Faking countercyclical force will work for a while, because the Item 20 information is never viewed in light of the reasons for the apparent counter cyclicality. Most of the time the franchisee investors are incapable of that level of due diligence sophistication anyway, so there is no need to worry about them linking up the acquisition history's impact upon Item 20. There are many other franchisee file issues reflecting upon valuing them at par. Taking an actuarial approach in evaluating them is OK if you are ready for and expect the surprises.
I strongly suspect that the surprise depreciation in value post acquisition may be due to the manner if its evaluation. Without forensic due diligence on the actual franchisee relationships themselves; with a gestalt assessment of historical Item 20 information; and with a triage approach to franchisee gross revenue analysis, a more reliable prospect may be available. After all, the company is worth some function of the gross sales of its franchisees because the franchisor's expectation of revenue is a direct function of that stream. It is how that stream is evaluated, the formula if you will, that determines the likelihood that the price will reflect a closer approach to its fair value.
To be sure, the price arrived at through that approach may well not be acceptable to the seller. Those are the situations in which earn out variable pricing can sort out the issues. The acquiring company does not pay for value that is not there, and the seller gets his price if his estimation of value is correct. Of course, in a declining market, the result will be somewhere in the middle.
This could go on for at least several chapters, but this should suffice to highlight the fact that often under examined issues arise to prevent or obstruct achievement of the goals of very attractive, positive transactions. No company keeps resources in house to deal with these kinds of issues.
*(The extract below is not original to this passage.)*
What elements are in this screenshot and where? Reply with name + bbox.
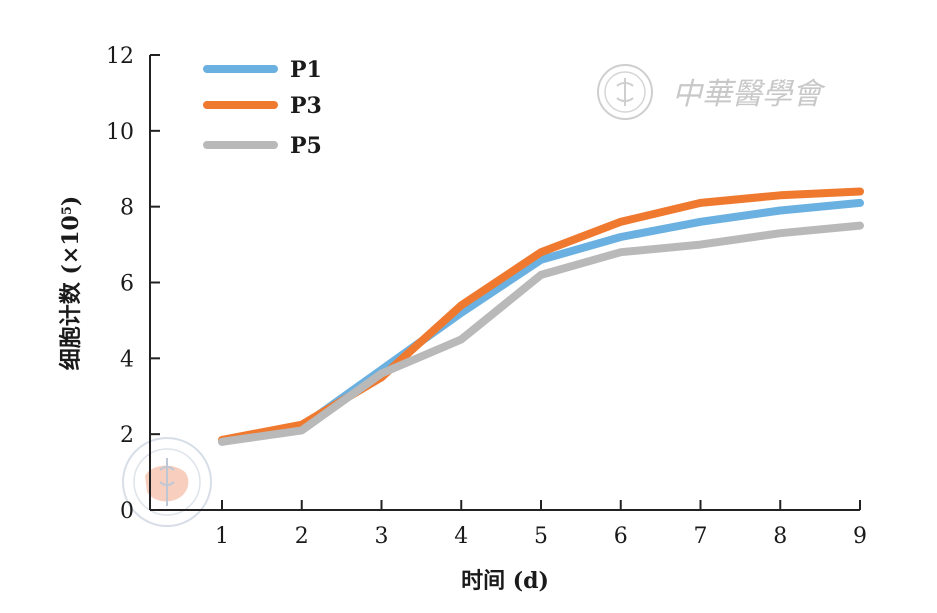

Few, if any, of the major consulting/financial management firms are tuned up on this either. It deserves serious consideration; perhaps greater scope education regarding how these major transactions are planned and implemented; and perhaps simply adding to the vetting team someone with the experience and insights to present them in a form which enables them to be dealt with timely and constructively.
Hart, Scott, Rodino registration and negotiation processes are beyond the scope of his article, although the potential impact of resistance to the transaction by the government on any of numerous grounds must always be addressed specifically in any agreement.